VMware vSphere ESXi 7.x
VMware vSphere ESXi 8.x

Cause

As message states this indicates some problem on the physical fiber channel link ( Fiber-optic cable) or the SFP on FC-Switch connected to this host.

FRAME DROP events suggests a possible connectivity issue or congestion. An erroneous FC Port can also lead to this issue.

Host Status [H:0x7] :- This status is returned when a device has been reset due to a Storage Initiator Error. This typically occurs due to an outdated HBA firmware or possibly (though rarely) as the result of a bad HBA.
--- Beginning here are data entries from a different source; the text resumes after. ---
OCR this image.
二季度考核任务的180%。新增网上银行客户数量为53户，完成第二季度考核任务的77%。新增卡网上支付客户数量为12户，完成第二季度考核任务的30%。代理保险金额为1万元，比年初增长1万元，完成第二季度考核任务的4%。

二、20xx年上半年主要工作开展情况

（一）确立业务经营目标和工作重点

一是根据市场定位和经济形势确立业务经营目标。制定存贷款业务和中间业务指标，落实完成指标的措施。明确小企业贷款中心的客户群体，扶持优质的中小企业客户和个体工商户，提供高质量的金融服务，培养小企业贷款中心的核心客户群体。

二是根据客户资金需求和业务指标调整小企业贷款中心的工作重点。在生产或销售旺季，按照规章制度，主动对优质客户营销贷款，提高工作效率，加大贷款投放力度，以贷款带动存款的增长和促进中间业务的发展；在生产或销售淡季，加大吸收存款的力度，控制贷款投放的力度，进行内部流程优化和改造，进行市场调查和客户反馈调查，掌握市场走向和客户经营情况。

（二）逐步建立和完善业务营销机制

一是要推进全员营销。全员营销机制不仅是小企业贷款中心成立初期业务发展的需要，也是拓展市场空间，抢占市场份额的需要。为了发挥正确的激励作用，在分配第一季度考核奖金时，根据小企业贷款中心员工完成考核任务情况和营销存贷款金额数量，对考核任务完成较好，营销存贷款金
Dropped frames and CRC errors are critical Fibre Channel issues that typically stem from faulty cables, SFPs, switch port instability, or degraded transceivers. These conditions can cause I/O disruptions, path flapping, or degraded VM performance.

Resolution

Engage with the fabric/hardware/storage vendor to investigate and mitigate the dropped frames in the environment.